OTTAWA, ONTARIO--(Marketwire - Jan. 24, 2012) - In the context of the "Crown-First Nations Gathering", the Grand Chief of the Atikamekw nation, Eva Ottawa, and the Manawan Chief Paul-Émile Ottawa, Opitciwan Chief Simon Awashish and Wemotaci Chief David Boivin, have reminded the federal government to immediately initiate a new turn for the establishment of a genuine "nation-to-nation" relationship. "Our people will not let yet another generation live in dependence and suffer discrimination. If the government refuses to act, we will have to act", declared Grand Chief Eva Ottawa.

The Atikamekw Chiefs reminded that, since the Indian Act has been in force, this people has been forced to limit itself to three small land parcels located in remote areas of the Mauricie, Bois-Francs and Lanaudière regions. We have never handed over our territories that we occupy since time immemorial; we have never exchanged our territories. The resources have been spoiled without our agreement", specified Grand Chief Atikamekw.

The land claims of the Atikamekw people have been the subject of official talks with the governments of Quebec and Canada for more than 30 years now. The Atikamekw Chiefs wish that the "Crown-First Nations Gathering" will be a prelude to a revision of the land claims policy and that it will allow an acceleration of the process that needs to lead to the conclusion of a modern treaty.

Concerning services, the Atikamekw Chiefs show themselves just as insistent. "We have battled for better socio-economic conditions for several years now, for access to better resources and for the possibility to offer our youths an interesting future. I sometimes have the impression that our efforts are futile, that, despite fine speeches, Canadian politicians do not possess the courage to take the steps required to put a real stop to the discrimination of which we are victims and to establish a genuine partner relationship with us", explained Grand Chief Ottawa.

The Atikamekw Chiefs decry in particular the lack of financing for health services, which endangers the security of the inhabitants of these three communities. "If nothing changes in this regard, we will hold the prime minister and the Canadian Minister of Health personally responsible for any deplorable event that might occur due to the lack of financial resources", warns Manawan Chief Paul-Émile Ottawa.

Concerning housing problems, the Atikamekw Chiefs emphasise that the Attawapiskat case is by no means the only one. "For several years now, we have clearly mentioned the problem of insufficient funding, the most scandalous one probably being the lack of housing assistance. All our houses are overpopulated. The lack of housing contributes to an increase in health problems and social problems within our communities. Our situation is similar to the one of Attawapiskat.
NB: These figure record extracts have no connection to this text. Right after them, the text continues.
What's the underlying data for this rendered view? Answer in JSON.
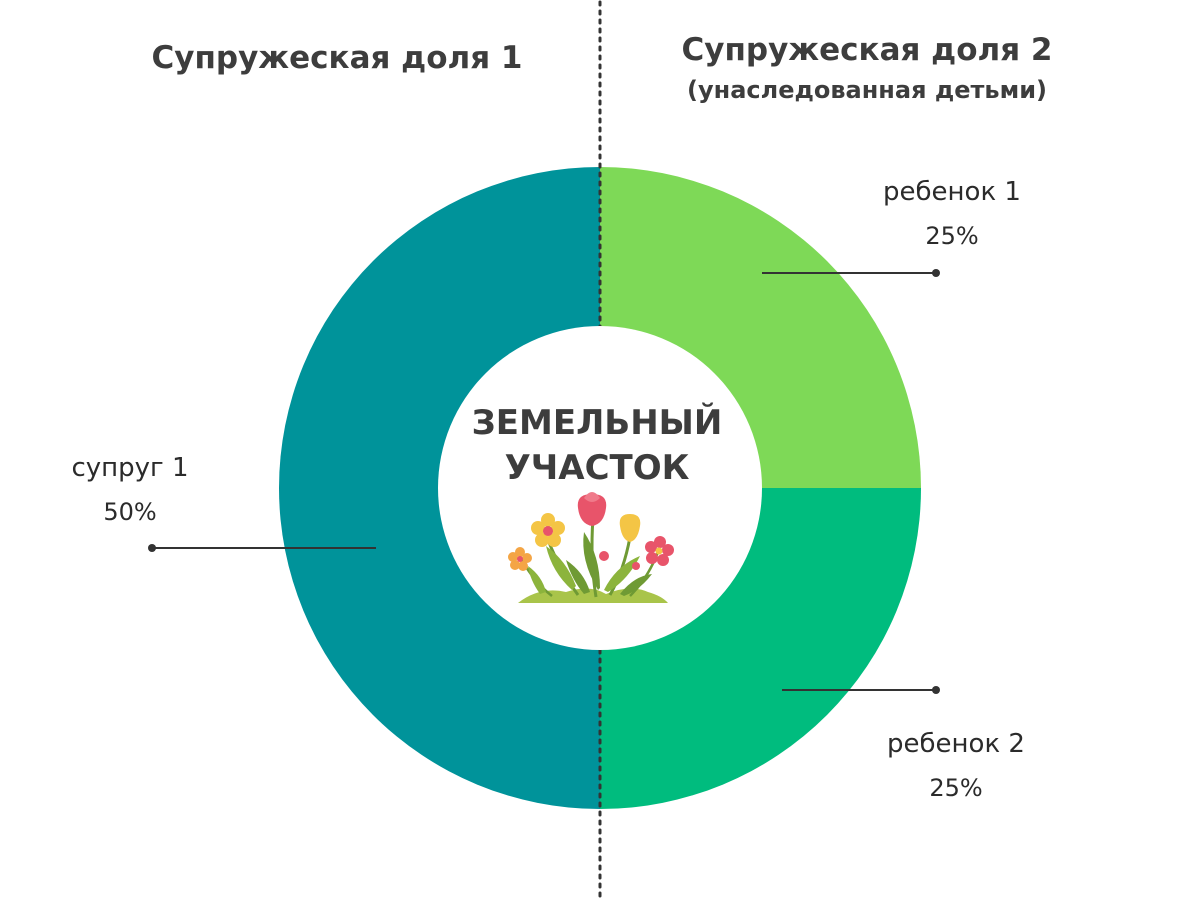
{
  "headings": {
    "left": "Супружеская доля 1",
    "right": "Супружеская доля 2",
    "right_sub": "(унаследованная детьми)"
  },
  "center": {
    "line1": "ЗЕМЕЛЬНЫЙ",
    "line2": "УЧАСТОК",
    "icon": "flowers-icon"
  },
  "chart_data": {
    "type": "pie",
    "title": "",
    "slices": [
      {
        "label": "ребенок 1",
        "value": 25,
        "value_label": "25%",
        "color": "#7ed957"
      },
      {
        "label": "ребенок 2",
        "value": 25,
        "value_label": "25%",
        "color": "#00bc7e"
      },
      {
        "label": "супруг 1",
        "value": 50,
        "value_label": "50%",
        "color": "#00939a"
      }
    ]
  },
  "colors": {
    "text": "#3d3d3d",
    "divider": "#333333",
    "leader": "#333333"
  }
}
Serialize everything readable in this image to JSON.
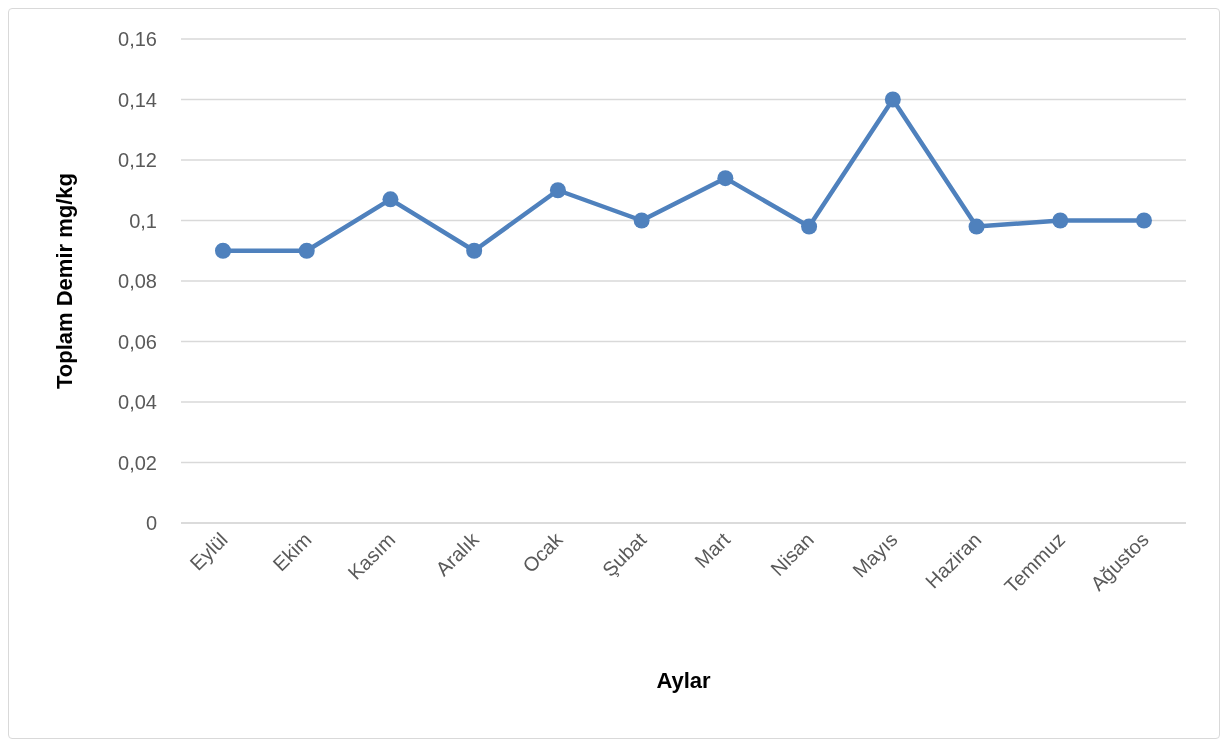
{
  "chart_data": {
    "type": "line",
    "xlabel": "Aylar",
    "ylabel": "Toplam Demir mg/kg",
    "categories": [
      "Eylül",
      "Ekim",
      "Kasım",
      "Aralık",
      "Ocak",
      "Şubat",
      "Mart",
      "Nisan",
      "Mayıs",
      "Haziran",
      "Temmuz",
      "Ağustos"
    ],
    "series": [
      {
        "color": "#4f81bd",
        "values": [
          0.09,
          0.09,
          0.107,
          0.09,
          0.11,
          0.1,
          0.114,
          0.098,
          0.14,
          0.098,
          0.1,
          0.1
        ]
      }
    ],
    "ylim": [
      0,
      0.16
    ],
    "yticks": [
      0,
      {
        "value": 0.02,
        "label": "0,02"
      },
      {
        "value": 0.04,
        "label": "0,04"
      },
      {
        "value": 0.06,
        "label": "0,06"
      },
      {
        "value": 0.08,
        "label": "0,08"
      },
      {
        "value": 0.1,
        "label": "0,1"
      },
      {
        "value": 0.12,
        "label": "0,12"
      },
      {
        "value": 0.14,
        "label": "0,14"
      },
      {
        "value": 0.16,
        "label": "0,16"
      }
    ],
    "grid": "y",
    "marker": "circle",
    "line_style": "solid"
  }
}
Do we really have to call in the Red Cross for the government to pay any attention to this matter? ", affirmed Wemotaci Chief David Boivin.

Regarding education and economic development, Chief of Opitciwan Christian Awashish reminds that without an access to the resources on the land, it is difficult to assure the First Nation's thriving. "How can we accept that public financing of an Atikamekw student is lower than the one for a Canadian student? Especially so, when we know the socio-economic problems we live with. The education of our youths is our priority but we don't have sufficient support from the government to help us meet this basic need. Without resources, it is difficult for us to keep our young ones at school and to instill confidence in them for their future", explained the Awashish Chief.

A new relationship

The Atikamekw Chiefs reach out to Stephen Harper and invite him to commit to a genuine reconciliation with them. "We do so, since we still keep up our hope for a better future for our Nation. This hope lies especially with our youths, who represent 60% of the population, and who manifest the desire to preserve their identity and their culture. We are one of the rare nations in Canada, where 95% of us still speak our own language", indicates Grand Chief Ottawa.

To do so, the Atikamekw Chiefs request the federal government to immediately renew the negotiator's mandate, so as to be able to pursue and complete the process of the territorial negotiations. "We have been waiting for two years for the government to renew its negotiator's mandate. In the meantime, we have made great progress with the Quebec government, but we are turning in circles with questions on a federal level. Why this slowness? It is incomprehensible, considering that this claim has been the object of talks for over 30 years and that our negotiations have cost us about $30 million. All of this effort would merit pursuing the matter and investing in some additional resources that will allow us to reach our goal" declared Grand Chief Ottawa.

The Atikamekw Chiefs wish that their message be heard and that the government reacts quickly. "There is great urgency to act! Our youths are not as patient and docile as we are", specified Eva Ottawa.

Concerning the Atikamekw Nation

Counting over 6000 members, the Atikamekw Nehirowisiw nation takes up the fifth place of the First Nations in Quebec. It is divided into three communities, Manawan, Opitciwan and Wemotaci, regrouped under the Atikamekw Nation Council, for which the chairman, the Grand Chief, is being elected by universal suffrage. Its land claims have been the subject of official talks with the governments of Quebec and Canada since 1980.